Sometimes when we’re planning something as familiar as a liturgy, clergy and musicians get impatient to ‘get it done.’ And so we begin without first asking questions of principle or reminding ourselves of why we’re doing what we’re doing, in other words we skip the ‘first things first’ that ‘principles’ would suggest and work from an implicit check list of what we ‘know,’ meaning what we’ve seen before. No principles and no questions makes what’s familiar seem obvious or inevitable.
In day to day living, some things actually are so obvious that doing them otherwise could only be a joke. We talk about ordinary people with ordinary routines in an old saying like, ‘Puts his pants on one leg at a time, just like anyone else.’ But liturgy requires that we work with other planners and shape and invite the willing participation of a whole congregation.

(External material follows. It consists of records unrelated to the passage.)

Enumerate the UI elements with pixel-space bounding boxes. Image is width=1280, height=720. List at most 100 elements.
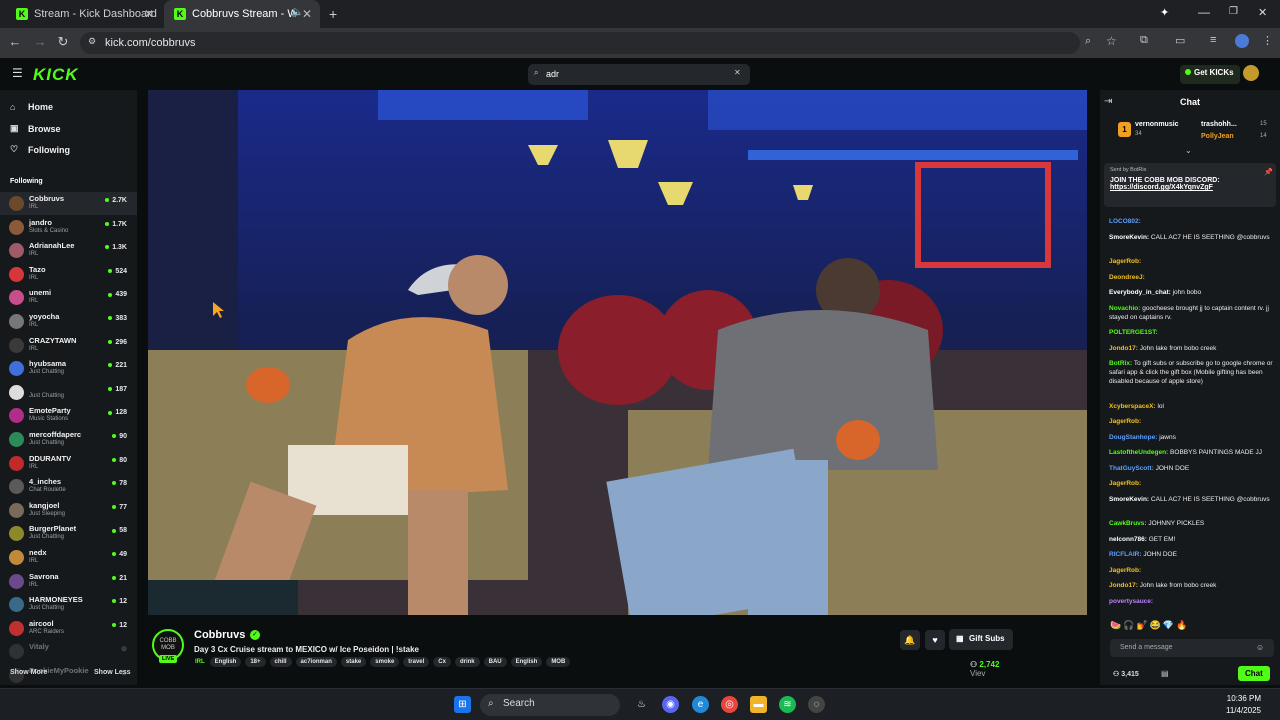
tab-kick-dashboard[interactable]: K Stream - Kick Dashboard ✕ xyxy=(6,0,162,28)
browser-menu-icon[interactable]: ⋮ xyxy=(1262,34,1273,47)
nav-following[interactable]: ♡ Following xyxy=(10,144,70,155)
chat-username[interactable]: RICFLAIR: xyxy=(1109,551,1142,558)
sidebar-channel-item[interactable]: Cobbruvs IRL 2.7K xyxy=(0,192,137,215)
emote-icon[interactable]: 💅 xyxy=(1136,620,1149,630)
gift-subs-button[interactable]: ▦ Gift Subs xyxy=(949,629,1013,650)
chat-username[interactable]: LastoftheUndegen: xyxy=(1109,449,1168,456)
close-window-icon[interactable]: ✕ xyxy=(1258,6,1267,19)
sidebar-channel-item[interactable]: Vitaly ⊘ xyxy=(0,640,137,663)
collapse-chat-icon[interactable]: ⇥ xyxy=(1104,96,1112,107)
get-kicks-button[interactable]: Get KICKs xyxy=(1180,65,1240,84)
chat-username[interactable]: BotRix: xyxy=(1109,360,1132,367)
emote-icon[interactable]: 💎 xyxy=(1163,620,1176,630)
sidebar-channel-item[interactable]: AdrianahLee IRL 1.3K xyxy=(0,239,137,262)
sidebar-channel-item[interactable]: nedx IRL 49 xyxy=(0,546,137,569)
notification-bell-button[interactable]: 🔔 xyxy=(900,630,920,650)
stream-tag[interactable]: travel xyxy=(403,657,430,667)
sidebar-channel-item[interactable]: Tazo IRL 524 xyxy=(0,263,137,286)
stream-tag[interactable]: 18+ xyxy=(245,657,266,667)
sidebar-channel-item[interactable]: CRAZYTAWN IRL 296 xyxy=(0,334,137,357)
follow-heart-button[interactable]: ♥ xyxy=(925,630,945,650)
forward-icon[interactable]: → xyxy=(31,34,49,49)
close-tab-icon[interactable]: ✕ xyxy=(302,7,312,21)
stream-tag[interactable]: BAU xyxy=(483,657,507,667)
emoji-picker-icon[interactable]: ☺ xyxy=(1256,643,1264,652)
sidebar-channel-item[interactable]: yoyocha IRL 383 xyxy=(0,310,137,333)
cast-icon[interactable]: ▭ xyxy=(1175,34,1185,47)
sidebar-channel-item[interactable]: hyubsama Just Chatting 221 xyxy=(0,357,137,380)
chat-username[interactable]: JagerRob: xyxy=(1109,567,1141,574)
chat-settings-icon[interactable]: ▤ xyxy=(1161,669,1169,678)
sidebar-channel-item[interactable]: Just Chatting 187 xyxy=(0,381,137,404)
nav-home[interactable]: ⌂ Home xyxy=(10,102,53,112)
user-avatar[interactable] xyxy=(1243,65,1259,81)
nav-browse[interactable]: ▣ Browse xyxy=(10,123,61,134)
sidebar-channel-item[interactable]: 4_inches Chat Roulette 78 xyxy=(0,475,137,498)
clear-search-icon[interactable]: ✕ xyxy=(734,68,741,77)
chat-username[interactable]: povertysauce: xyxy=(1109,598,1153,605)
show-more-button[interactable]: Show More xyxy=(10,669,47,676)
system-clock[interactable]: 10:36 PM 11/4/2025 xyxy=(1226,693,1261,717)
leaderboard-user[interactable]: trashohh... xyxy=(1201,121,1237,128)
url-field[interactable]: ⚙ kick.com/cobbruvs xyxy=(80,32,1080,54)
stream-tag[interactable]: MOB xyxy=(546,657,571,667)
stream-tag[interactable]: ac7ionman xyxy=(295,657,337,667)
emote-icon[interactable]: 😂 xyxy=(1150,620,1163,630)
edge-icon[interactable]: e xyxy=(692,696,709,713)
windows-start-icon[interactable]: ⊞ xyxy=(454,696,471,713)
chat-username[interactable]: DeondreeJ: xyxy=(1109,274,1145,281)
chrome-icon[interactable]: ◎ xyxy=(721,696,738,713)
send-chat-button[interactable]: Chat xyxy=(1238,666,1270,681)
extensions-icon[interactable]: ⧉ xyxy=(1140,34,1148,47)
hamburger-menu-icon[interactable]: ☰ xyxy=(12,66,23,80)
emote-icon[interactable]: 🎧 xyxy=(1123,620,1136,630)
site-info-icon[interactable]: ⚙ xyxy=(88,36,96,47)
chat-username[interactable]: Jondo17: xyxy=(1109,582,1138,589)
stream-category[interactable]: IRL xyxy=(194,657,206,667)
stream-tag[interactable]: English xyxy=(510,657,543,667)
kick-logo[interactable]: KICK xyxy=(33,65,79,85)
maximize-icon[interactable]: ❐ xyxy=(1229,6,1238,17)
stream-tag[interactable]: chill xyxy=(269,657,292,667)
channel-name[interactable]: Cobbruvs xyxy=(194,629,245,641)
search-input[interactable]: ⌕ adr ✕ xyxy=(528,64,750,85)
stream-tag[interactable]: Cx xyxy=(433,657,451,667)
ai-sparkle-icon[interactable]: ✦ xyxy=(1160,6,1169,19)
channel-points[interactable]: ⚇ 3,415 xyxy=(1113,670,1139,678)
sidebar-channel-item[interactable]: kangjoel Just Sleeping 77 xyxy=(0,499,137,522)
stream-tag[interactable]: drink xyxy=(454,657,480,667)
pin-icon[interactable]: 📌 xyxy=(1264,168,1273,176)
chat-username[interactable]: JagerRob: xyxy=(1109,258,1141,265)
chat-username[interactable]: SmoreKevin: xyxy=(1109,496,1149,503)
chat-username[interactable]: nelconn786: xyxy=(1109,536,1147,543)
bookmark-star-icon[interactable]: ☆ xyxy=(1106,34,1117,48)
sidebar-channel-item[interactable]: BurgerPlanet Just Chatting 58 xyxy=(0,522,137,545)
taskbar-search[interactable]: ⌕ Search xyxy=(480,694,620,716)
chat-message-input[interactable]: Send a message ☺ xyxy=(1110,639,1274,657)
minimize-icon[interactable]: — xyxy=(1198,5,1210,19)
chat-username[interactable]: Jondo17: xyxy=(1109,345,1138,352)
emote-icon[interactable]: 🔥 xyxy=(1176,620,1189,630)
media-control-icon[interactable]: ≡ xyxy=(1210,34,1216,46)
sidebar-channel-item[interactable]: Savrona IRL 21 xyxy=(0,570,137,593)
chat-username[interactable]: SmoreKevin: xyxy=(1109,234,1149,241)
chat-username[interactable]: POLTERGE1ST: xyxy=(1109,329,1158,336)
tab-cobbruvs-stream[interactable]: K Cobbruvs Stream - Watch L 🔈 ✕ xyxy=(164,0,320,28)
sidebar-channel-item[interactable]: aircool ARC Raiders 12 xyxy=(0,617,137,640)
chat-username[interactable]: CawkBruvs: xyxy=(1109,520,1147,527)
app-icon[interactable]: ◌ xyxy=(808,696,825,713)
chat-username[interactable]: JagerRob: xyxy=(1109,418,1141,425)
new-tab-icon[interactable]: + xyxy=(329,6,337,22)
spotify-icon[interactable]: ≋ xyxy=(779,696,796,713)
sidebar-channel-item[interactable]: unemi IRL 439 xyxy=(0,286,137,309)
sidebar-channel-item[interactable]: HARMONEYES Just Chatting 12 xyxy=(0,593,137,616)
chat-username[interactable]: JagerRob: xyxy=(1109,480,1141,487)
video-player[interactable] xyxy=(148,90,1087,615)
stream-tag[interactable]: English xyxy=(209,657,242,667)
zoom-icon[interactable]: ⌕ xyxy=(1085,35,1091,48)
stream-tag[interactable]: stake xyxy=(340,657,367,667)
back-icon[interactable]: ← xyxy=(6,34,24,49)
file-explorer-icon[interactable]: ▬ xyxy=(750,696,767,713)
sidebar-channel-item[interactable]: mercoffdaperc Just Chatting 90 xyxy=(0,428,137,451)
steam-icon[interactable]: ♨ xyxy=(633,696,650,713)
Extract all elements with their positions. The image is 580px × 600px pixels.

Horse. Horsecart. Harness. Driver. Wagon load. Road. Direction. Push/pull. More complex and collaborative tasks can lead us to methodical blunders, like harnessing the horse to push the cart rather than pull it. Gently, we’d like to suggest that planning liturgy Sunday by Sunday without steady development and re-examination of principles of what we intend to do and what we have learned works and why makes as little sense as putting the cart before (ahead of) the horse.
My hope is that we can find the patience and curiosity look freshly at church practice, contemporary problems, and older practices (tradition) to find deliberate principles for the church’s Sunday gathering. With God's help we will.